Einen großen Kritikpunkt (v.a. wegen der Regelbasis D20) hatte ich dann bei meiner o.g. Weltenbummler-Kampagne festgestellt: DCs und Skill-Boni. Bei D&D3 war mir das damals nie so aufgefallen, dafür trat es bei D20 Modern stark in den Vordergrund. Damit ich Spezialisten auch nur irgendwie fordern konnte, hätte ich extrem hohe DCs vergeben müssen (ein reiner Smart Hero mit den entsprechenden Talents, ausgemaxten Skill Ranks und hohem Bezugsattribut kommt schon ziemlich schnell auf extrem hohe Werte).
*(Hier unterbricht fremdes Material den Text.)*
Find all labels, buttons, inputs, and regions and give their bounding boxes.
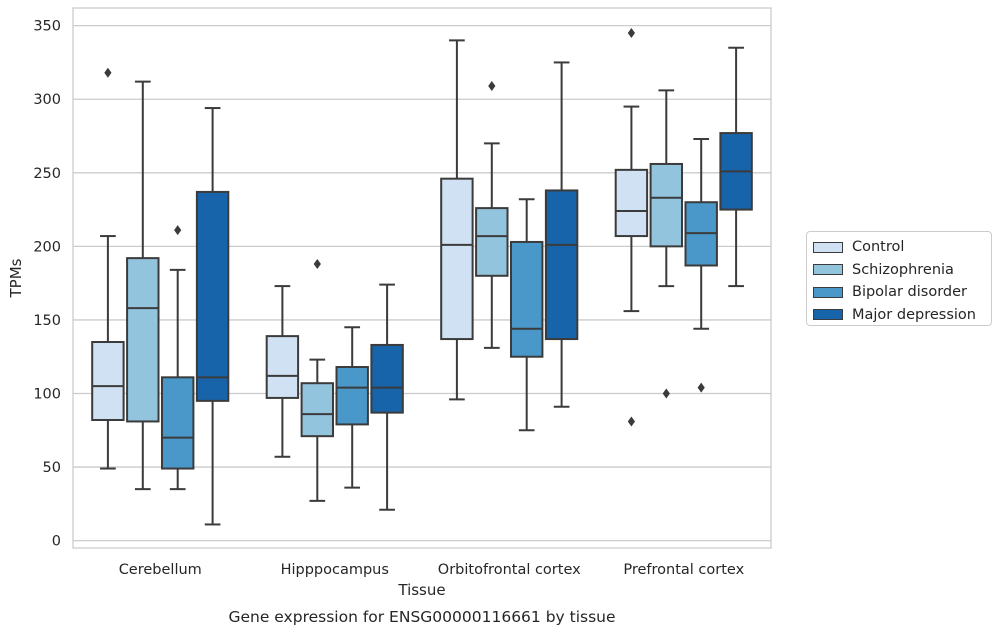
- x-axis-ticks: Cerebellum Hipppocampus Orbitofrontal cort…: [119, 562, 745, 578]
- legend-label: Bipolar disorder: [852, 284, 967, 301]
- box: [300, 382, 335, 438]
- box-group: [300, 259, 335, 502]
- box: [440, 177, 474, 341]
- box-group: [91, 67, 125, 470]
- y-tick-label: 50: [43, 460, 61, 476]
- outlier-point: [488, 80, 496, 91]
- y-tick-label: 350: [33, 19, 61, 35]
- box-group: [370, 283, 404, 511]
- box-group: [614, 28, 649, 427]
- box-group: [509, 198, 544, 432]
- outlier-point: [627, 28, 635, 39]
- legend-label: Schizophrenia: [852, 261, 954, 278]
- legend-swatch: [813, 241, 843, 253]
- y-tick-label: 150: [33, 313, 61, 329]
- box-group: [265, 285, 300, 458]
- y-axis-label: TPMs: [7, 258, 25, 298]
- y-tick-label: 250: [33, 166, 61, 182]
- box: [335, 366, 369, 426]
- box-group: [440, 39, 474, 401]
- y-axis-ticks: 0 50 100 150 200 250 300 350: [33, 19, 61, 550]
- x-axis-label: Tissue: [397, 581, 445, 599]
- y-tick-label: 0: [52, 534, 61, 550]
- outlier-point: [627, 416, 635, 427]
- box-group: [335, 326, 369, 489]
- box: [91, 341, 125, 421]
- x-tick-label: Orbitofrontal cortex: [438, 562, 581, 578]
- box-group: [475, 80, 509, 349]
- plot-area-frame: [72, 7, 772, 549]
- box: [126, 257, 160, 423]
- box: [509, 240, 544, 358]
- legend-swatch: [813, 264, 843, 276]
- box-group: [544, 61, 579, 408]
- legend-item: Control: [813, 236, 991, 259]
- box-group: [649, 89, 684, 399]
- outlier-point: [313, 259, 321, 270]
- y-tick-label: 200: [33, 239, 61, 255]
- legend-label: Major depression: [852, 306, 976, 323]
- legend-swatch: [813, 286, 843, 298]
- legend-item: Bipolar disorder: [813, 281, 991, 304]
- outlier-point: [697, 382, 705, 393]
- box: [475, 207, 509, 277]
- box-group: [719, 46, 753, 288]
- outlier-point: [174, 225, 182, 236]
- legend-item: Schizophrenia: [813, 259, 991, 282]
- box-group: [195, 107, 230, 526]
- x-tick-label: Cerebellum: [119, 562, 202, 578]
- legend-label: Control: [852, 239, 905, 256]
- box: [160, 376, 195, 470]
- box: [649, 162, 684, 248]
- box-group: [684, 137, 718, 393]
- box: [544, 189, 579, 341]
- box-group: [160, 225, 195, 491]
- box: [265, 335, 300, 399]
- legend: Control Schizophrenia Bipolar disorder Majo…: [806, 231, 992, 326]
- box-groups: [91, 28, 753, 526]
- box: [614, 168, 649, 238]
- outlier-point: [104, 67, 112, 78]
- legend-swatch: [813, 309, 843, 321]
- x-tick-label: Hipppocampus: [281, 562, 389, 578]
- box: [195, 190, 230, 402]
- chart-caption: Gene expression for ENSG00000116661 by t…: [228, 608, 615, 626]
- outlier-point: [662, 388, 670, 399]
- y-tick-label: 100: [33, 387, 61, 403]
- x-tick-label: Prefrontal cortex: [623, 562, 744, 578]
- legend-item: Major depression: [813, 304, 991, 327]
- box-group: [126, 80, 160, 491]
- y-tick-label: 300: [33, 92, 61, 108]
- box: [370, 343, 404, 414]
Nur hätten dann die anderen SC keine Chance gehabt, den DC auch nur irgendwie zu schaffen. Insofern war ich dann ganz froh, dass wir „nur“ bis Stufe 6 oder 7 gespielt hatten. Alles danach wäre doch irgendwie lächerlich geworden.
Genau diese Skill-Boni sind der Grund, weshalb ich D20 Modern trotz aller Pluspunkte, die es bei mir hat, nicht unbedingt für längere Runden nutzen möchte. Eine 5e-Variante wäre super.
Der Feat-Bereich auf dem Charakterbogen
Noch so eine Kleinigkeit, die aber total sinnvoll ist. Statt ein paar zu eng gedruckte Zeilen auf dem Charakterbogen zu haben, in die ich die Feats meines Charakters eintrage, die aber niemals für alles reichen werden, kann ich die Feats in einer Liste ankreuzen. Das ist ein wundervolles Quality-of-Life-Feature, das ich gerne häufiger sehen würde.